Abbott and? Nancy Drew? They look a little older as time goes by… Some interesting facts about the Hardy Boys series: 1. Dixon nom de plume.
Shelves: s , mystery , young-adult-childrens Acceptable, these things aren't great literature. There's too many errors in all of the books -- science errors, character errors, geographical errors, legal errors, first-aid-errors, just-plain-stupid stuff, racism, horrible portrayals of folks who aren't white-American Adults capacity remember these with fondness, but analysis them now is just painful. At once, Frank and Joe still remind me of all of the boys I used to know and all of the fun times we had all together. These really are fun, wholesome books that anyone can enjoy regardless of gender.

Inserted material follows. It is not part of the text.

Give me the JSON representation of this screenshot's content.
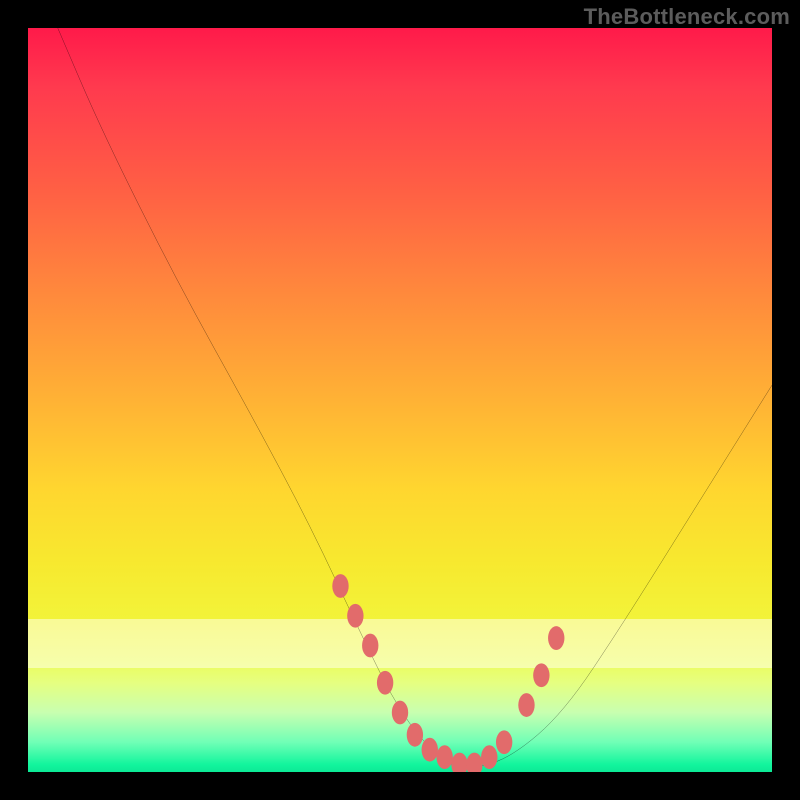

Their namesake books, which were written as a result of Franklin W. Dixon and debuted infeature suspenseful titles such as What Happened at Midnight, Footprints Under the Casement, and The Haunted Fort, which are brought to life with vibrant camouflage art and dramatic frontispieces. Within the slight volumes themselves, the young detectives, who are often joined by their friends, solve mysteries in the fantastic town of Bayport. As a 7-year-old, I felt the books extended an invitation, a promise: You, too, be able to save the day. But beyond the fun exploits, the enduring appeal of the Hardy Boys series, and the reason it has sold more than 70 million copies, stem from its broad relatability. That is, the books take seriously the fact that budding up often means having boundless curio, challenging authority, and wrestling with questions of good versus evil. Rereading the Hardy Boys series has been an opportunity to untangle my nostalgia about the sleuths, who inadvertently helped me understand my identity through a fantastic world not exactly built with boys like me in mind. Fittingly, the origin of the Hardy Boys area monopoly was veiled in its own benevolent of mystery for decades. In actual, there was never a Franklin W.